To the "Mormon" the testimonies of the eleven witnesses are important but only partial evidences of the genuineness of the Book of Mormon. In fact, in ''Mormon" literature you will find a whole host of other evidences, held of equal value with the testimonies of the witnesses. The book itself gives the supreme test. Have you read it? Have you tried it? It can do no harm:

 "And when ye shall receive these things, I would exhort you that ye would ask God, the Eternal Father, in the name of Christ, if these things are not true; and if ye shall ask with a sincere heart, with real intent, having faith in Christ, he will manifest the truth of it unto you, by the power of the Holy Ghost." (Book of Mormon, Moroni: 10: 4).

I received and read your book on "Joseph Smith, Jr., as a Translator" with the love of truth in my heart.
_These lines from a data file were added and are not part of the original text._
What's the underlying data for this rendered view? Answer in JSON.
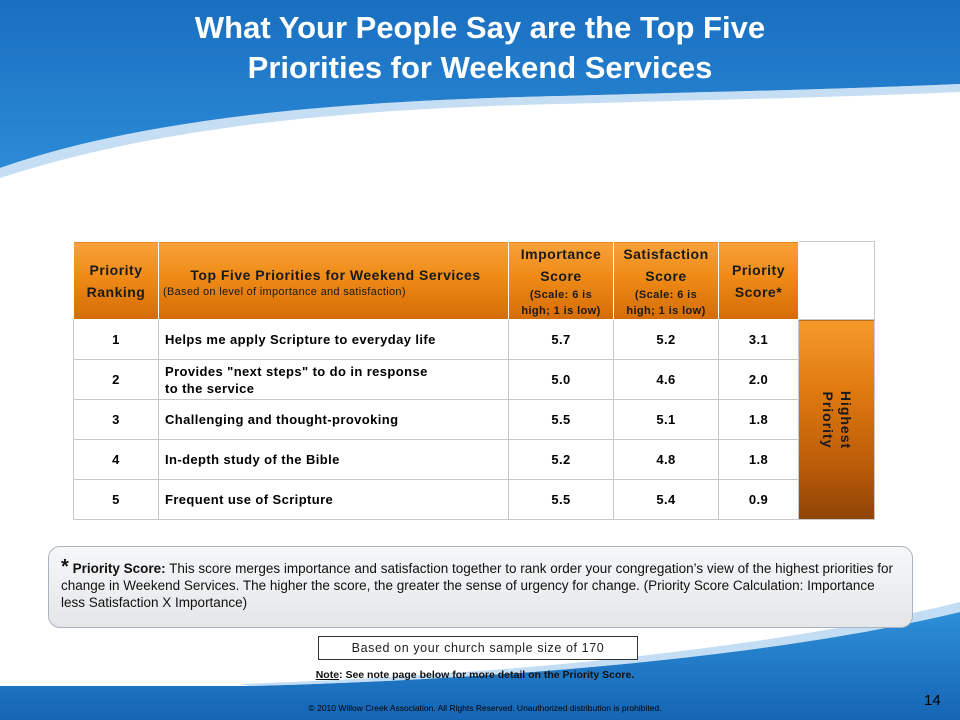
{
  "slide": {
    "title_line1": "What Your People Say are the Top Five",
    "title_line2": "Priorities for Weekend Services",
    "page_number": "14"
  },
  "colors": {
    "header_blue": "#1f7ac8",
    "header_orange": "#ef8a16",
    "side_brown": "#8e4306"
  },
  "table": {
    "headers": {
      "rank": [
        "Priority",
        "Ranking"
      ],
      "item_title": "Top Five Priorities for Weekend Services",
      "item_sub": "(Based on level of importance and satisfaction)",
      "importance": [
        "Importance",
        "Score"
      ],
      "importance_scale": [
        "(Scale: 6 is",
        "high; 1 is low)"
      ],
      "satisfaction": [
        "Satisfaction",
        "Score"
      ],
      "satisfaction_scale": [
        "(Scale: 6 is",
        "high; 1 is low)"
      ],
      "priority": [
        "Priority",
        "Score*"
      ]
    },
    "rows": [
      {
        "rank": "1",
        "item": "Helps me apply Scripture to everyday life",
        "importance": "5.7",
        "satisfaction": "5.2",
        "priority": "3.1"
      },
      {
        "rank": "2",
        "item": "Provides \"next steps\" to do in response",
        "item2": "to the service",
        "importance": "5.0",
        "satisfaction": "4.6",
        "priority": "2.0"
      },
      {
        "rank": "3",
        "item": "Challenging and thought-provoking",
        "importance": "5.5",
        "satisfaction": "5.1",
        "priority": "1.8"
      },
      {
        "rank": "4",
        "item": "In-depth study of the Bible",
        "importance": "5.2",
        "satisfaction": "4.8",
        "priority": "1.8"
      },
      {
        "rank": "5",
        "item": "Frequent use of Scripture",
        "importance": "5.5",
        "satisfaction": "5.4",
        "priority": "0.9"
      }
    ],
    "side_label": [
      "Highest",
      "Priority"
    ]
  },
  "note": {
    "star": "*",
    "label": "Priority Score:",
    "text": " This score merges importance and satisfaction together to rank order your congregation’s view of the highest priorities for change in Weekend Services. The higher the score, the greater the sense of urgency for change. (Priority Score Calculation: Importance less Satisfaction X Importance)"
  },
  "sample": "Based on your church sample size of 170",
  "footnote": {
    "label": "Note",
    "text": ":  See note page below for  more detail on the Priority Score."
  },
  "copyright": "© 2010 Willow Creek Association.  All Rights Reserved.  Unauthorized distribution is prohibited."
}
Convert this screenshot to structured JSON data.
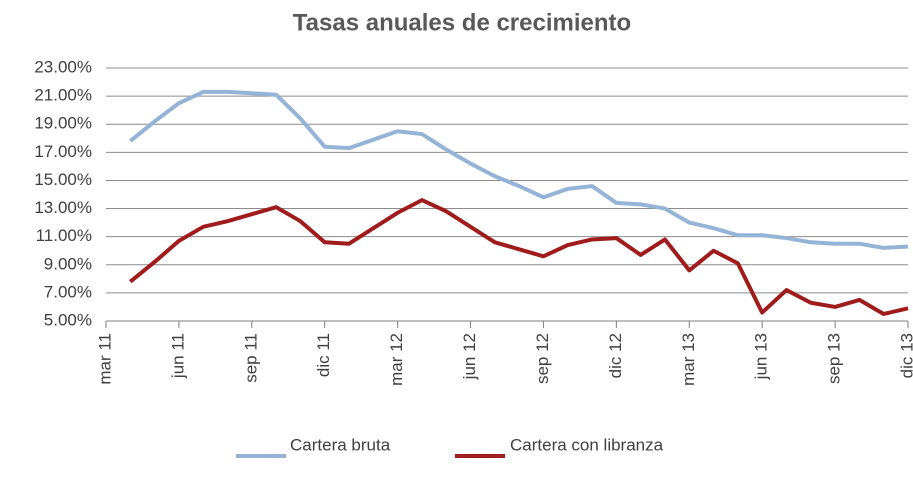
{
  "chart_data": {
    "type": "line",
    "title": "Tasas anuales de crecimiento",
    "categories": [
      "mar 11",
      null,
      null,
      "jun 11",
      null,
      null,
      "sep 11",
      null,
      null,
      "dic 11",
      null,
      null,
      "mar 12",
      null,
      null,
      "jun 12",
      null,
      null,
      "sep 12",
      null,
      null,
      "dic 12",
      null,
      null,
      "mar 13",
      null,
      null,
      "jun 13",
      null,
      null,
      "sep 13",
      null,
      null,
      "dic 13"
    ],
    "series": [
      {
        "name": "Cartera bruta",
        "color": "#95b3d7",
        "values": [
          null,
          17.8,
          19.2,
          20.5,
          21.3,
          21.3,
          21.2,
          21.1,
          19.4,
          17.4,
          17.3,
          17.9,
          18.5,
          18.3,
          17.2,
          16.2,
          15.3,
          14.6,
          13.8,
          14.4,
          14.6,
          13.4,
          13.3,
          13.0,
          12.0,
          11.6,
          11.1,
          11.1,
          10.9,
          10.6,
          10.5,
          10.5,
          10.2,
          10.3
        ]
      },
      {
        "name": "Cartera con libranza",
        "color": "#a01c1c",
        "values": [
          null,
          7.8,
          9.2,
          10.7,
          11.7,
          12.1,
          12.6,
          13.1,
          12.1,
          10.6,
          10.5,
          11.6,
          12.7,
          13.6,
          12.8,
          11.7,
          10.6,
          10.1,
          9.6,
          10.4,
          10.8,
          10.9,
          9.7,
          10.8,
          8.6,
          10.0,
          9.1,
          5.6,
          7.2,
          6.3,
          6.0,
          6.5,
          5.5,
          5.9
        ]
      }
    ],
    "ylim": [
      5,
      23
    ],
    "yticks": [
      {
        "value": 5,
        "label": "5.00%"
      },
      {
        "value": 7,
        "label": "7.00%"
      },
      {
        "value": 9,
        "label": "9.00%"
      },
      {
        "value": 11,
        "label": "11.00%"
      },
      {
        "value": 13,
        "label": "13.00%"
      },
      {
        "value": 15,
        "label": "15.00%"
      },
      {
        "value": 17,
        "label": "17.00%"
      },
      {
        "value": 19,
        "label": "19.00%"
      },
      {
        "value": 21,
        "label": "21.00%"
      },
      {
        "value": 23,
        "label": "23.00%"
      }
    ],
    "grid": true,
    "legend": "bottom"
  }
}
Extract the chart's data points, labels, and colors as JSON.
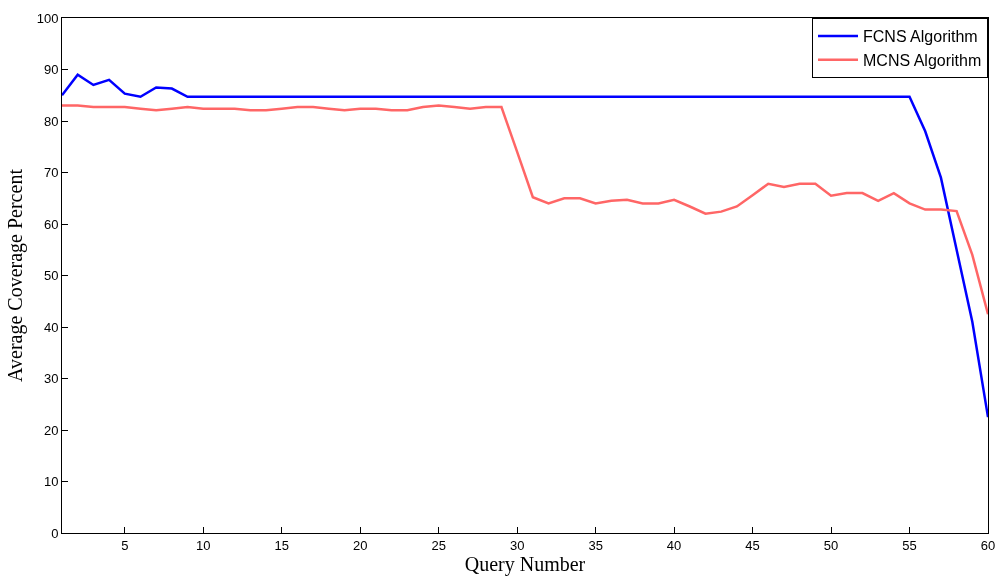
{
  "chart_data": {
    "type": "line",
    "xlabel": "Query Number",
    "ylabel": "Average Coverage Percent",
    "x": [
      1,
      2,
      3,
      4,
      5,
      6,
      7,
      8,
      9,
      10,
      11,
      12,
      13,
      14,
      15,
      16,
      17,
      18,
      19,
      20,
      21,
      22,
      23,
      24,
      25,
      26,
      27,
      28,
      29,
      30,
      31,
      32,
      33,
      34,
      35,
      36,
      37,
      38,
      39,
      40,
      41,
      42,
      43,
      44,
      45,
      46,
      47,
      48,
      49,
      50,
      51,
      52,
      53,
      54,
      55,
      56,
      57,
      58,
      59,
      60
    ],
    "series": [
      {
        "name": "FCNS Algorithm",
        "color": "#0000ff",
        "values": [
          85,
          89,
          87,
          88,
          85.3,
          84.7,
          86.5,
          86.3,
          84.7,
          84.7,
          84.7,
          84.7,
          84.7,
          84.7,
          84.7,
          84.7,
          84.7,
          84.7,
          84.7,
          84.7,
          84.7,
          84.7,
          84.7,
          84.7,
          84.7,
          84.7,
          84.7,
          84.7,
          84.7,
          84.7,
          84.7,
          84.7,
          84.7,
          84.7,
          84.7,
          84.7,
          84.7,
          84.7,
          84.7,
          84.7,
          84.7,
          84.7,
          84.7,
          84.7,
          84.7,
          84.7,
          84.7,
          84.7,
          84.7,
          84.7,
          84.7,
          84.7,
          84.7,
          84.7,
          84.7,
          78,
          69,
          55,
          41,
          22.5
        ]
      },
      {
        "name": "MCNS Algorithm",
        "color": "#ff6666",
        "values": [
          83,
          83,
          82.7,
          82.7,
          82.7,
          82.4,
          82.1,
          82.4,
          82.7,
          82.4,
          82.4,
          82.4,
          82.1,
          82.1,
          82.4,
          82.7,
          82.7,
          82.4,
          82.1,
          82.4,
          82.4,
          82.1,
          82.1,
          82.7,
          83,
          82.7,
          82.4,
          82.7,
          82.7,
          74,
          65.2,
          64,
          65,
          65,
          64,
          64.5,
          64.7,
          64,
          64,
          64.7,
          63.4,
          62,
          62.4,
          63.4,
          65.6,
          67.8,
          67.2,
          67.8,
          67.8,
          65.5,
          66,
          66,
          64.5,
          66,
          64,
          62.8,
          62.8,
          62.5,
          54,
          42.5
        ]
      }
    ],
    "xlim": [
      1,
      60
    ],
    "xticks": [
      5,
      10,
      15,
      20,
      25,
      30,
      35,
      40,
      45,
      50,
      55,
      60
    ],
    "ylim": [
      0,
      100
    ],
    "yticks": [
      0,
      10,
      20,
      30,
      40,
      50,
      60,
      70,
      80,
      90,
      100
    ],
    "legend": "top right",
    "marker": "none",
    "line_style": "solid"
  }
}
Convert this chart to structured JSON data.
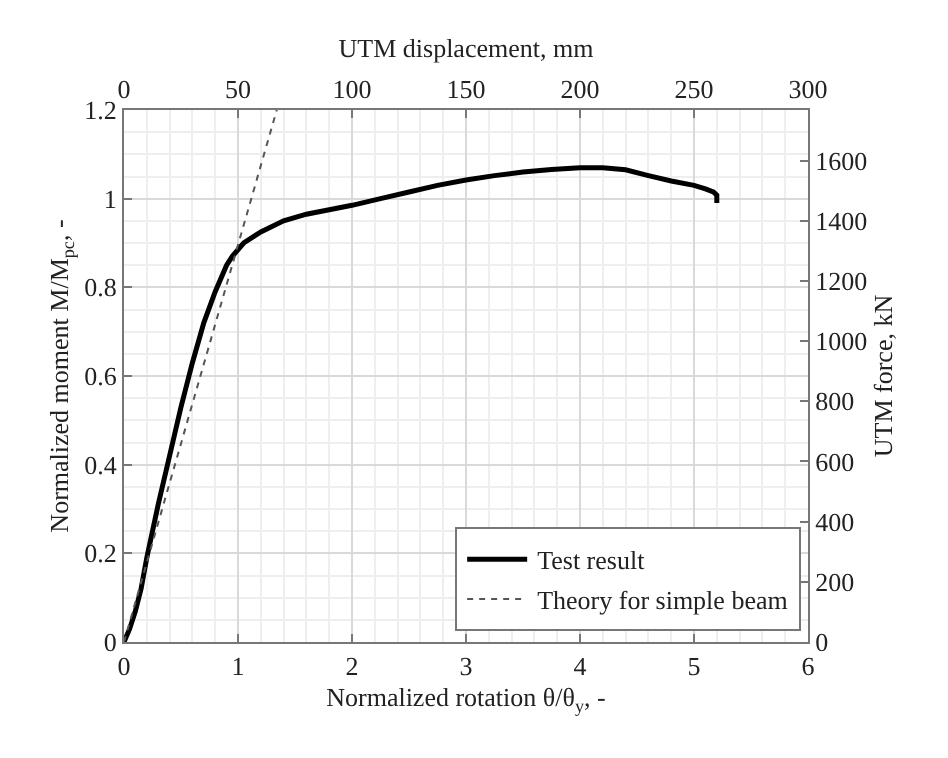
{
  "chart_data": {
    "type": "line",
    "xlabel": "Normalized rotation θ/θ$_{y}$, -",
    "ylabel": "Normalized moment M/M$_{pc}$, -",
    "x2label": "UTM displacement, mm",
    "y2label": "UTM force, kN",
    "xlim": [
      0,
      6
    ],
    "xticks": [
      0,
      1,
      2,
      3,
      4,
      5,
      6
    ],
    "ylim": [
      0,
      1.2
    ],
    "yticks": [
      0,
      0.2,
      0.4,
      0.6,
      0.8,
      1,
      1.2
    ],
    "x2lim": [
      0,
      300
    ],
    "x2ticks": [
      0,
      50,
      100,
      150,
      200,
      250,
      300
    ],
    "y2lim": [
      0,
      1768
    ],
    "y2ticks": [
      0,
      200,
      400,
      600,
      800,
      1000,
      1200,
      1400,
      1600
    ],
    "grid": true,
    "legend": "bottom right",
    "marker": "none",
    "series": [
      {
        "name": "Test result",
        "color": "#000000",
        "line_style": "solid",
        "x": [
          0,
          0.05,
          0.1,
          0.15,
          0.2,
          0.3,
          0.4,
          0.5,
          0.6,
          0.7,
          0.8,
          0.9,
          0.95,
          1.05,
          1.2,
          1.4,
          1.6,
          1.8,
          2,
          2.25,
          2.5,
          2.75,
          3,
          3.25,
          3.5,
          3.75,
          4,
          4.2,
          4.4,
          4.6,
          4.8,
          5,
          5.1,
          5.17,
          5.2,
          5.2
        ],
        "values": [
          0,
          0.03,
          0.07,
          0.12,
          0.19,
          0.31,
          0.42,
          0.53,
          0.63,
          0.72,
          0.79,
          0.85,
          0.87,
          0.9,
          0.925,
          0.95,
          0.965,
          0.975,
          0.985,
          1.0,
          1.015,
          1.03,
          1.042,
          1.052,
          1.06,
          1.066,
          1.07,
          1.07,
          1.065,
          1.052,
          1.04,
          1.03,
          1.022,
          1.015,
          1.008,
          0.99
        ]
      },
      {
        "name": "Theory for simple beam",
        "color": "#555555",
        "line_style": "dotted",
        "x": [
          0,
          1.34
        ],
        "values": [
          0,
          1.2
        ]
      }
    ]
  }
}
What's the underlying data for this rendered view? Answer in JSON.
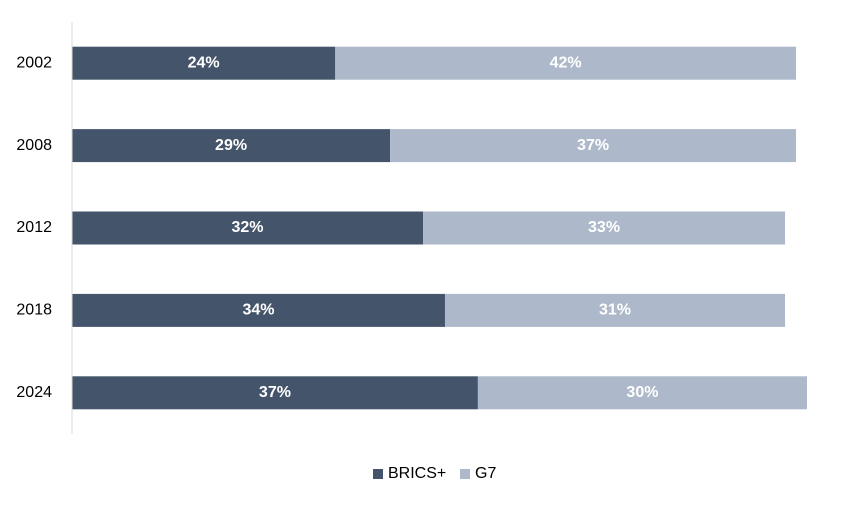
{
  "chart_data": {
    "type": "bar",
    "orientation": "horizontal",
    "stacked": true,
    "categories": [
      "2002",
      "2008",
      "2012",
      "2018",
      "2024"
    ],
    "series": [
      {
        "name": "BRICS+",
        "values": [
          24,
          29,
          32,
          34,
          37
        ],
        "labels": [
          "24%",
          "29%",
          "32%",
          "34%",
          "37%"
        ],
        "color": "#44546a"
      },
      {
        "name": "G7",
        "values": [
          42,
          37,
          33,
          31,
          30
        ],
        "labels": [
          "42%",
          "37%",
          "33%",
          "31%",
          "30%"
        ],
        "color": "#adb9ca"
      }
    ],
    "title": "",
    "xlabel": "",
    "ylabel": "",
    "xlim": [
      0,
      67
    ],
    "grid": false,
    "legend_position": "bottom"
  }
}
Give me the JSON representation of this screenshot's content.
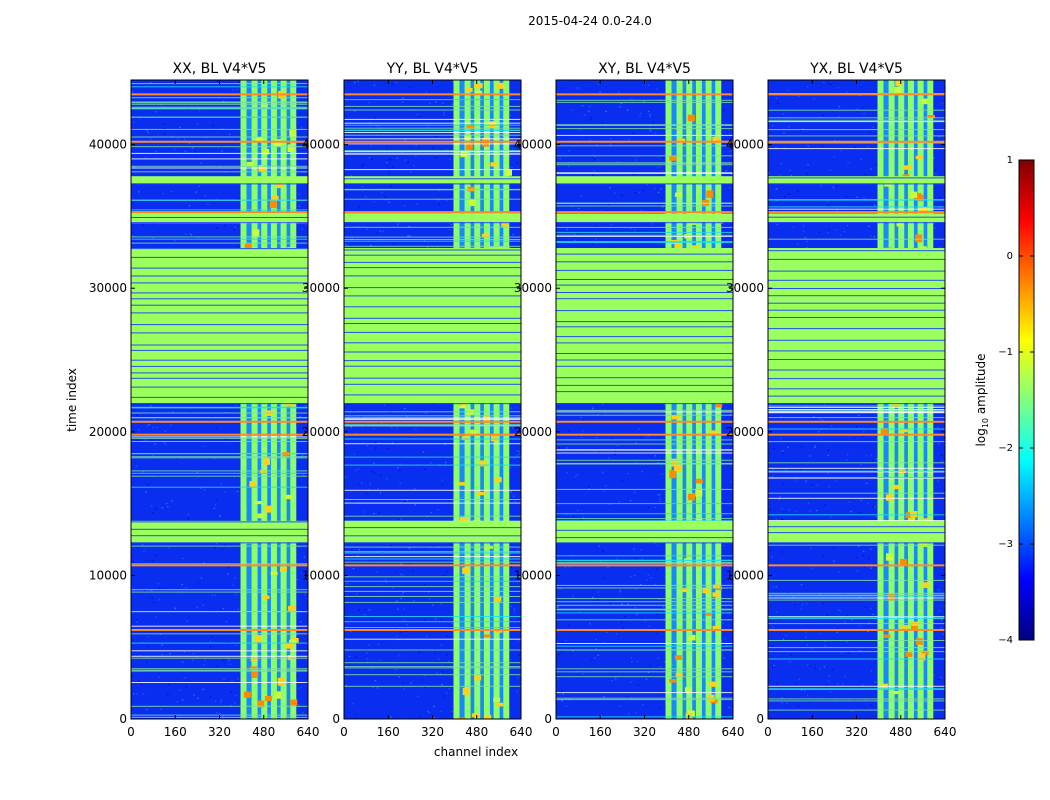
{
  "figure_title": "2015-04-24 0.0-24.0",
  "chart_data": {
    "type": "heatmap",
    "suptitle": "2015-04-24 0.0-24.0",
    "xlabel": "channel index",
    "ylabel": "time index",
    "xlim": [
      0,
      640
    ],
    "ylim": [
      0,
      44500
    ],
    "xticks": [
      0,
      160,
      320,
      480,
      640
    ],
    "yticks": [
      0,
      10000,
      20000,
      30000,
      40000
    ],
    "panels": [
      {
        "title": "XX, BL V4*V5"
      },
      {
        "title": "YY, BL V4*V5"
      },
      {
        "title": "XY, BL V4*V5"
      },
      {
        "title": "YX, BL V4*V5"
      }
    ],
    "colorbar": {
      "label": "log10 amplitude",
      "label_base": "log",
      "label_sub": "10",
      "label_rest": " amplitude",
      "range": [
        -4,
        1
      ],
      "ticks": [
        1,
        0,
        -1,
        -2,
        -3,
        -4
      ],
      "tick_labels": [
        "1",
        "0",
        "−1",
        "−2",
        "−3",
        "−4"
      ],
      "colormap": "jet"
    },
    "bands": {
      "rfi_channel_range": [
        405,
        585
      ],
      "rfi_channel_columns": [
        405,
        445,
        480,
        515,
        550,
        585
      ],
      "flagged_time_ranges": [
        [
          22000,
          32800
        ],
        [
          12300,
          13800
        ],
        [
          37300,
          37800
        ],
        [
          34600,
          35200
        ]
      ],
      "strong_rfi_time_rows": [
        6200,
        10700,
        19800,
        20700,
        35300,
        40200,
        43500
      ]
    }
  }
}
After giving the matter considerable thought I wrote you as I had promised, my candid opinion of it, and pointed out the great flaw which to my mind invalidated your conclusion — that of careless superficiality. I specified 12 reasons, as above summarized, for my  view, and 12 others are waiting to be presented when the first lot have been disposed of. In reply you ignore 10 of my reasons by insisting that your book is not and does not pretend to be a  thoroughgoing search after truth. You again present letters from three scholars — how you must revel and riot in the effulgence of letter writing authorities—to support your contention that the jury of Egyptologists is fully agreed. You have added very little to your contention. You then proceed to meet my criticism that your jury, in view of the great importance of the subject and the uncertain and growing field of Egyptology, should have been larger, by saying that there are  11 men in your jury and only 11 witnesses to the Book of Mormon, and all that in face of the common knowledge that although the Book of Mormon witnesses actually saw and handled the  plates, their testimonies are only one of many in establishing the truth of the Book of Mormon, whereas you base everything upon your 11 unwilling or prejudiced witnesses. You have chosen  the wrong comparison, and my first charge stands intact.

[John A. Widtsoe, “Dr. Widtsoe's Reply to Rev. Spalding,” Deseret Evening News, March 8, 1913].